Create a Database and Table
- Log in to your PostgreSQL database using a tool like psql or PgAdmin.
- Create a new database or use an existing one.
- Create a table with the appropriate schema to match the data types and structure of the BigQuery data. For example:
CREATE TABLE your_table_name (
column1 datatype1,
column2 datatype2,
...
);
Step 3: Import Data into PostgreSQL
Convert CSV to PostgreSQL Format
Ensure your CSV file matches the PostgreSQL import format:
- The first line should contain column headers.
- Data should be properly escaped and quoted if necessary.

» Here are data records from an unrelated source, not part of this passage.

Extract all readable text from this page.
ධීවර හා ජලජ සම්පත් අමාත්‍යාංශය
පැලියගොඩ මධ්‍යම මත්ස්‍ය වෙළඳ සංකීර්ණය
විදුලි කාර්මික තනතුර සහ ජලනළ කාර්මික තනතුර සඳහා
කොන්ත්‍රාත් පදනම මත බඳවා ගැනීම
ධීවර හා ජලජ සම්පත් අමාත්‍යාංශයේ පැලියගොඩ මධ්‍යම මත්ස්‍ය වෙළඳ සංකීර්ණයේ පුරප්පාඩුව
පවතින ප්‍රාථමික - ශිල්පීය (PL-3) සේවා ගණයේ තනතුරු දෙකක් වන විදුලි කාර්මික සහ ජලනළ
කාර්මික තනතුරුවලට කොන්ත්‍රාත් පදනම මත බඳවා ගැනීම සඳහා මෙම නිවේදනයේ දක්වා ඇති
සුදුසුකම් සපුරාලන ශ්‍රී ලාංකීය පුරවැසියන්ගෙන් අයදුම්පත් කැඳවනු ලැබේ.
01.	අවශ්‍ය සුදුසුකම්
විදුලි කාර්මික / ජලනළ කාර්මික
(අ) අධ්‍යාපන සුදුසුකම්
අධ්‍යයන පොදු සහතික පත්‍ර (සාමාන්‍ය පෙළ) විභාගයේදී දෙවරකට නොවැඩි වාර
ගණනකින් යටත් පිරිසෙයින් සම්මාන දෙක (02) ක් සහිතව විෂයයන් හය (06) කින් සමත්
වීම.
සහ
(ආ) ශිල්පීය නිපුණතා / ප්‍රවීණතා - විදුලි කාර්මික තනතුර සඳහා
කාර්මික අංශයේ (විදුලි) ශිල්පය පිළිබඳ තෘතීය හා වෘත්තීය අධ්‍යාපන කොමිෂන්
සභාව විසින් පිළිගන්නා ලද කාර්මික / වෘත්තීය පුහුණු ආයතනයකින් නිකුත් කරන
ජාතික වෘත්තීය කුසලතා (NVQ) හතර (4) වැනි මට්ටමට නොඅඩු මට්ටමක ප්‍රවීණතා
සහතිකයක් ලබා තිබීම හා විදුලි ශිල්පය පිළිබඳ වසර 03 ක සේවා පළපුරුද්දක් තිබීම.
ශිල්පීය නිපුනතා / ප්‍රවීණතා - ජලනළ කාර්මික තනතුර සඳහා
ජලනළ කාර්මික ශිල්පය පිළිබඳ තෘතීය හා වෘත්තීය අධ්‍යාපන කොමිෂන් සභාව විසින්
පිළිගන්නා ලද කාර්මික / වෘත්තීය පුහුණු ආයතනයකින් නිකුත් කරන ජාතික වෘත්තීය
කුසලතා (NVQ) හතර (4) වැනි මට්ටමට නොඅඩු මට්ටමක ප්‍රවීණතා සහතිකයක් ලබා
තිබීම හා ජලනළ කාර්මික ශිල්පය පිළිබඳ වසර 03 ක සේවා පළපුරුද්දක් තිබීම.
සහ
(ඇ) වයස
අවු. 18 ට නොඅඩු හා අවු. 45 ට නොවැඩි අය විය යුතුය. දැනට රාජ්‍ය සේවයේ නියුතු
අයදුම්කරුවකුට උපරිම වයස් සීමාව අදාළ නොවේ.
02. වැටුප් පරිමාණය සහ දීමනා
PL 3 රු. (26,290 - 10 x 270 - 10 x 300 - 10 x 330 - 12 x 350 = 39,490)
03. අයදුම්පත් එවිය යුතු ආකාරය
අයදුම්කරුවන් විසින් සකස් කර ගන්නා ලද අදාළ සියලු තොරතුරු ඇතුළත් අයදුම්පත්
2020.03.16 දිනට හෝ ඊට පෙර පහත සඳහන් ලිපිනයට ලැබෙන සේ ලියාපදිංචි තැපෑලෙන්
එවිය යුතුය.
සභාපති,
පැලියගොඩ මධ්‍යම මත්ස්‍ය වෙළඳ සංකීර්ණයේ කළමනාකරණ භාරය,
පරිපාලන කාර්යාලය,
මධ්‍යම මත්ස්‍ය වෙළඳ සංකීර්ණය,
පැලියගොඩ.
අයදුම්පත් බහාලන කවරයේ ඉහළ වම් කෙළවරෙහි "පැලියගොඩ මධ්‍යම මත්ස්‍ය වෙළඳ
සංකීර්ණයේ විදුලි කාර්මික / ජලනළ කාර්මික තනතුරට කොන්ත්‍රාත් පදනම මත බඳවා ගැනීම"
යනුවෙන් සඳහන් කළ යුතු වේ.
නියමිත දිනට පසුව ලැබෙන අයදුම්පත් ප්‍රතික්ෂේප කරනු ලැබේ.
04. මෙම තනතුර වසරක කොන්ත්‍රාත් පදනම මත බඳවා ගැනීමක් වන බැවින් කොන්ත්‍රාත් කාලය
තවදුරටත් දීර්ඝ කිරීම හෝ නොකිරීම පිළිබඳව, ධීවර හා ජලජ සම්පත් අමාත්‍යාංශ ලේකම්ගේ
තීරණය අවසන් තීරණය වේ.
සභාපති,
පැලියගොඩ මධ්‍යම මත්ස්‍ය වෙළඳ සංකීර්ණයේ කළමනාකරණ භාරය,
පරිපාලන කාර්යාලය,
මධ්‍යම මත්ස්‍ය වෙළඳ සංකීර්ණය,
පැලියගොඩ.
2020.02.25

- Date and time formats should match PostgreSQL’s expected format.
Copy Data to PostgreSQL
Use the COPY command in PostgreSQL to import the data. You can do this from the psql command line or through a SQL execution tool. For example:
COPY your_table_name FROM '/path/to/your/file.csv' DELIMITER ',' CSV HEADER;
If you’re executing the command from a remote location, you might need to use a tool like scp or rsync to transfer the file to a location accessible by the PostgreSQL server.
Verify the Import
- Run a few SELECT queries to ensure that the data has been imported correctly.
- Check for any import errors and make sure the data types have been correctly interpreted.
Step 4: Clean Up
Remove Temporary Files
- Delete the CSV file from your local machine if it’s no longer needed.
- Optionally, remove the exported data from Google Cloud Storage to avoid unnecessary storage charges.
Check for Consistency
- Perform a thorough check of the data in PostgreSQL to ensure it matches the original data in BigQuery.
- Look for any discrepancies or data integrity issues and address them accordingly.
Step 5: Optimize and Secure the Data Transfer Process
Automate the Process (Optional)
- To automate this process, you can write a script that runs these steps at a scheduled time.
- Make sure to handle errors and exceptions in your script to avoid data inconsistencies.
Secure Data Transfer
- Ensure that the data transfer is secure, especially if the data contains sensitive information.
- Use secure methods to transfer the CSV file and consider encrypting the file before transferring it.
By following these steps, you can move data from BigQuery to PostgreSQL without the need for third-party connectors or integrations. Remember to test the entire process with a small subset of data before attempting to transfer large volumes of data.